Today, the label functions almost exclusively as a platform for her own productions, allowing her to explore different sonic directions without the weight of commercial strategy. It’s Schneider at her most unfiltered.

Her approach to DJing reflects this same balance of instinct and emotion. For her, the heart of a set lies not in technical perfection but in connection. “A great DJ set isn’t necessarily defined by technical skills alone, but much more by the selection of music and the ability to read a room,” she explains. The ability to adapt, to take risks, to honor the arc of a night. These are the elements she values most. Even as modern touring often demands shorter sets and tighter transitions between DJs, she still seeks the long-form narrative, the slow burn that reveals the full spectrum of her sound. “There’s always that signature Schneider sound — the one that makes your hips move — somewhere between techno and house, sometimes hypnotic and sometimes dreamy.”
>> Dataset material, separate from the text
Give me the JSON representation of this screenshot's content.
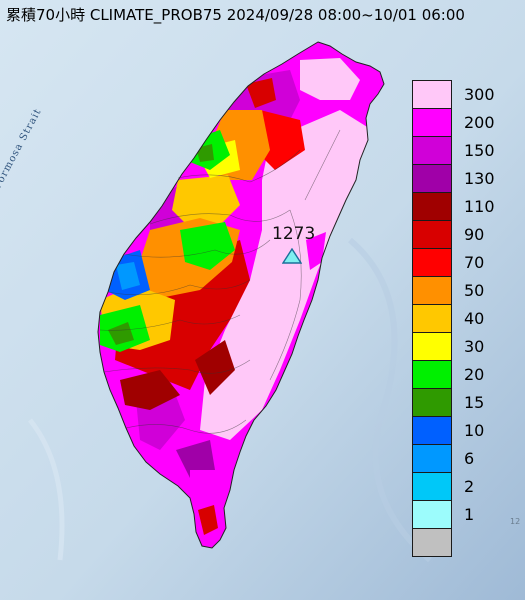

For all her accomplishments, Schneider is candid about the internal battles that come with longevity. “The biggest challenge is always to keep developing your sound and not give up,” she says. Her instinct to say yes — to projects, collaborations, opportunities — has pushed her into corners that test her limits. But within those corners is where she thrives. “I still have the same passion I had 30 years ago.”

And now, as she steps into what may be the most ambitious phase of her career, Anja is preparing for a year that promises reinvention on a new scale. “2026 is shaping up to be a really big year for me,” she says, outlining plans that include new collaborations, new tracks, and an expansion of her Club Room: Backstage interview series, where she highlights the personalities she has encountered across two decades on the road.
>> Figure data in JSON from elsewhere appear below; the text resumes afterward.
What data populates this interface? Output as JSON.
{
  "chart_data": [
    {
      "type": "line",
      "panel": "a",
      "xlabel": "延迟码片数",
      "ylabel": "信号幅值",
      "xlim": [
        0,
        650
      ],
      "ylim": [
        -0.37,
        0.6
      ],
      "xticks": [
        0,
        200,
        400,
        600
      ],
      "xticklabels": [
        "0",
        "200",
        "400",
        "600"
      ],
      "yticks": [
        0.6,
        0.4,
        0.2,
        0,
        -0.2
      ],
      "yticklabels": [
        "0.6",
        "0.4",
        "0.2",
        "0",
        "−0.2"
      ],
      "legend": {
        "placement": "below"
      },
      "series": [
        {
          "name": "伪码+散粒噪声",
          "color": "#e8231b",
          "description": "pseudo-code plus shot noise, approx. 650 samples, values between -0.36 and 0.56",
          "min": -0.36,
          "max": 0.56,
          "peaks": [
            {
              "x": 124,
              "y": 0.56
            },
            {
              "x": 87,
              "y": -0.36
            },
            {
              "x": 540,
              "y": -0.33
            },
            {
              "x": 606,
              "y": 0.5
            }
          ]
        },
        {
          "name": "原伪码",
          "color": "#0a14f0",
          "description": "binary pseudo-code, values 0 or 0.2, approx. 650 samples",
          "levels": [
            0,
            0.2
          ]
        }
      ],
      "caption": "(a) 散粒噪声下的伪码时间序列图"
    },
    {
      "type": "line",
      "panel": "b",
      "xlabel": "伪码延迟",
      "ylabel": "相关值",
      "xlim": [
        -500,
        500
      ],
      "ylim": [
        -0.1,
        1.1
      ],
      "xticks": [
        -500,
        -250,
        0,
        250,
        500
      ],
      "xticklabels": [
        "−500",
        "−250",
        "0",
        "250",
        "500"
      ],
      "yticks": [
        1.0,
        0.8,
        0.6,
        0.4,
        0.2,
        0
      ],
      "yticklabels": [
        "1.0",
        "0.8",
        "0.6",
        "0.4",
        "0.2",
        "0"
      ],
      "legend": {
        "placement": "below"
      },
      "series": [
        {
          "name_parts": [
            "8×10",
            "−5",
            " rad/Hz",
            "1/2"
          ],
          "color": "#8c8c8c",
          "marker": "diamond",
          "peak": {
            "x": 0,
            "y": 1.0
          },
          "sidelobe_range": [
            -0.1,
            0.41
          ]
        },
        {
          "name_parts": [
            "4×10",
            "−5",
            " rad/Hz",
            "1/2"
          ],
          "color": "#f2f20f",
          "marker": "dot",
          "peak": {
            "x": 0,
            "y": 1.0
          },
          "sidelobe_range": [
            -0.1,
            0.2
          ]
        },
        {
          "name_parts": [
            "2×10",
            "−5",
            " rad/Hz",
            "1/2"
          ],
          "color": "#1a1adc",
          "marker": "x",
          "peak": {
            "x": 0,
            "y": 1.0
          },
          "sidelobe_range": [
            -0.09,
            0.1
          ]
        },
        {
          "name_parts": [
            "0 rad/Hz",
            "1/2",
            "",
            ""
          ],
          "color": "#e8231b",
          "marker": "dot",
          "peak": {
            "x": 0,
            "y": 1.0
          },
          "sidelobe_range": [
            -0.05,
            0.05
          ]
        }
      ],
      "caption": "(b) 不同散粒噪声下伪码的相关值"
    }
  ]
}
At the center of these upcoming projects is a monumental undertaking: an electronic interpretation of Wagner’s ‘Rheingold’, created with Berlin photographer Sven Marquardt for the Salzburger Easter Festival. “It’s a project that challenges me and makes me incredibly happy,” she says. It merges music, performance, and visual art. A convergence that encapsulates everything Schneider has been building toward.

Alongside this, she will continue her globally syndicated Club Room radio show, her daily Berlin Beats broadcast, and a full touring schedule that keeps her moving between clubs, cities, and scenes. It is the workload of several careers, yet for Anja, it simply mirrors the way she has always operated. In constant motion, curious, responsive to change, and driven by instinct.
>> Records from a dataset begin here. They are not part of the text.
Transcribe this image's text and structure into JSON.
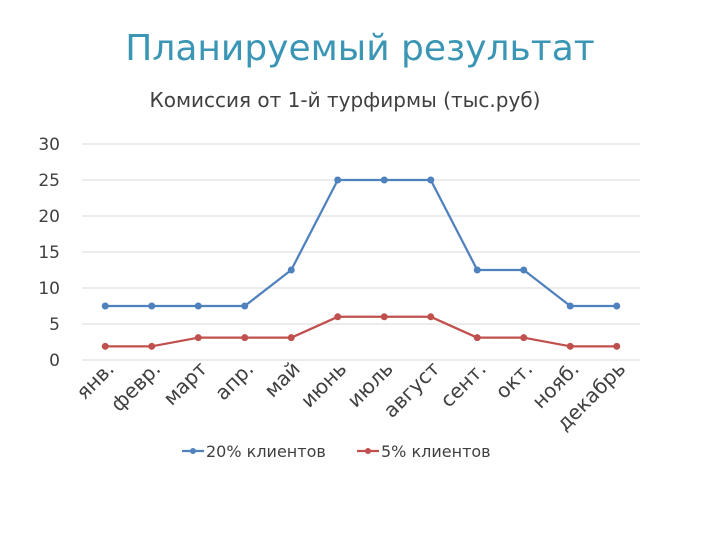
{
  "page": {
    "title": "Планируемый результат"
  },
  "chart_data": {
    "type": "line",
    "title": "Комиссия от 1-й турфирмы (тыс.руб)",
    "xlabel": "",
    "ylabel": "",
    "ylim": [
      0,
      30
    ],
    "yticks": [
      "0",
      "5",
      "10",
      "15",
      "20",
      "25",
      "30"
    ],
    "grid": true,
    "legend": "bottom",
    "categories": [
      "янв.",
      "февр.",
      "март",
      "апр.",
      "май",
      "июнь",
      "июль",
      "август",
      "сент.",
      "окт.",
      "нояб.",
      "декабрь"
    ],
    "series": [
      {
        "name": "20% клиентов",
        "color": "#4f81bd",
        "values": [
          7.5,
          7.5,
          7.5,
          7.5,
          12.5,
          25,
          25,
          25,
          12.5,
          12.5,
          7.5,
          7.5
        ]
      },
      {
        "name": "5% клиентов",
        "color": "#c0504d",
        "values": [
          1.9,
          1.9,
          3.1,
          3.1,
          3.1,
          6,
          6,
          6,
          3.1,
          3.1,
          1.9,
          1.9
        ]
      }
    ]
  }
}
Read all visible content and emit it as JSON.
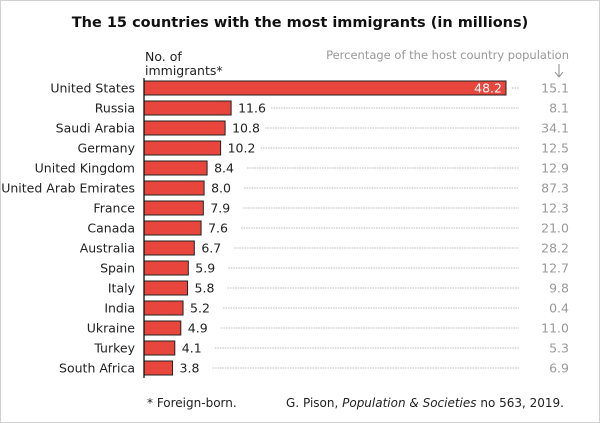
{
  "chart_data": {
    "type": "bar",
    "orientation": "horizontal",
    "title": "The 15 countries with the most immigrants (in millions)",
    "value_label": "No. of immigrants*",
    "value_label_lines": [
      "No. of",
      "immigrants*"
    ],
    "secondary_label": "Percentage of the host country population",
    "categories": [
      "United States",
      "Russia",
      "Saudi Arabia",
      "Germany",
      "United Kingdom",
      "United Arab Emirates",
      "France",
      "Canada",
      "Australia",
      "Spain",
      "Italy",
      "India",
      "Ukraine",
      "Turkey",
      "South Africa"
    ],
    "values": [
      48.2,
      11.6,
      10.8,
      10.2,
      8.4,
      8.0,
      7.9,
      7.6,
      6.7,
      5.9,
      5.8,
      5.2,
      4.9,
      4.1,
      3.8
    ],
    "value_labels": [
      "48.2",
      "11.6",
      "10.8",
      "10.2",
      "8.4",
      "8.0",
      "7.9",
      "7.6",
      "6.7",
      "5.9",
      "5.8",
      "5.2",
      "4.9",
      "4.1",
      "3.8"
    ],
    "percent_of_population": [
      "15.1",
      "8.1",
      "34.1",
      "12.5",
      "12.9",
      "87.3",
      "12.3",
      "21.0",
      "28.2",
      "12.7",
      "9.8",
      "0.4",
      "11.0",
      "5.3",
      "6.9"
    ],
    "bar_color": "#e8453c",
    "footnote": "*  Foreign-born.",
    "source_prefix": "G. Pison, ",
    "source_italic": "Population & Societies",
    "source_suffix": " no 563, 2019."
  }
}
In a modern landscape that too often rewards formula and predictability, Anja Schneider remains committed to evolution. She is not a figure defined by nostalgia or by what she once shaped; she is defined by what she continues to pursue. A lifetime in music has not dulled her edges. It has sharpened them.

For the teenager who once looped ‘Computerwelt’ on repeat in her bedroom, the trajectory is both poetic and inevitable. Anja Schneider has spent her life amplifying sound, shaping narratives, and creating pathways for others. And now, as she prepares for her next chapter, she moves with the same curiosity that first set everything in motion.